A professora que participou neste estudo assumiu o nome Sofia, por considerar muito feminino e inteiramente adequado a si. Este capítulo é-lhe dedicado. Começo por fazer uma breve apresentação do seu retrato, traçando o seu percurso pessoal e profissional. De seguida, caraterizo o contexto profissional, dando a conhecer aspetos gerais da escola e do contexto letivo em que desenvolve a sua atividade enquanto professora de Física e Química A. O conhecimento que a professora evidencia acerca do currículo que desenvolve, é de seguida descrito, com destaque para as implicações na escolha das metodologias que seleciona e nas dificuldades que enfrenta no processo de ensino aprendizagem. Segue-se uma seção sobre a conceção que Sofia possuí acerca da avaliação e como esta se reflete nas suas práticas avaliativas. Assim, descreve-se a forma como implementa a avaliação, bem como as dificuldades que enfrenta durante este processo.
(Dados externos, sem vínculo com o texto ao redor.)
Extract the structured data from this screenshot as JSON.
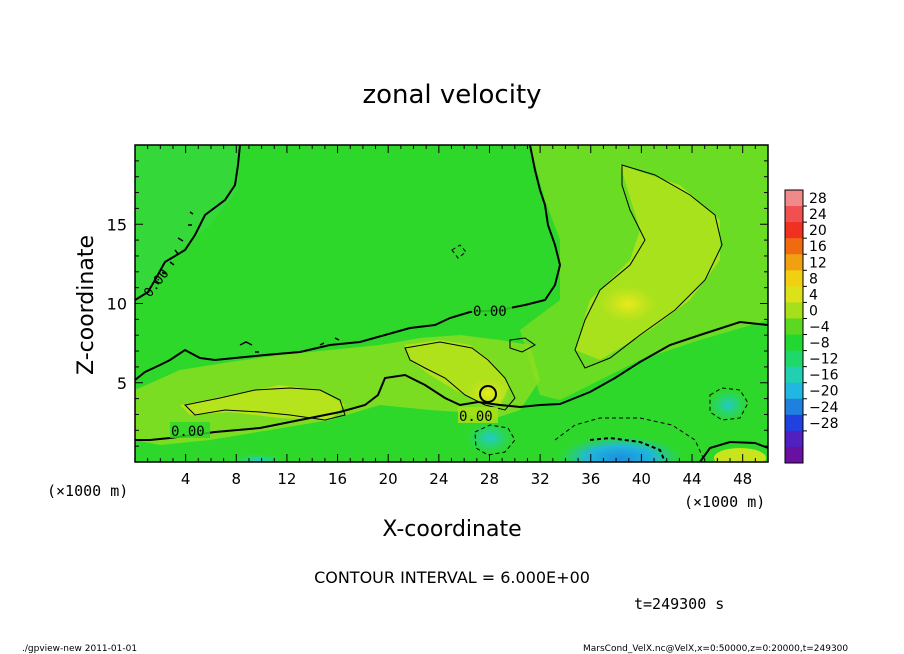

Fecham este capítulo, algumas considerações que a professora faz acerca da avaliação externa, qual a importância que lhe atríbui e qual o papel que esta desempenha na sua prática de ensino.

Apresentação

Nesta secção pretende-se dar a conhecer Sofia. Começa-se por fazer uma breve caracterização da sua pessoa, com destaque para os aspetos da sua personalidade que ajudam a compreender a sua atuação como professora de Física e Química. De seguida, dá-se voz à professora, que descreve o seu precurso biográfico, pautado pelos momentos e fases mais marcantes. Na procura do conhecimento de configurações contextuais que a caraterizam como professora, segue-se uma apresentação geral da escola e da turma em que se desenvolve a sua ação. Como são os seus espaços? O que se pode dizer do seu ambiente em geral? Como tem sido a sua dinâmica? Que aspetos pessoais e sociais caraterizam a turma?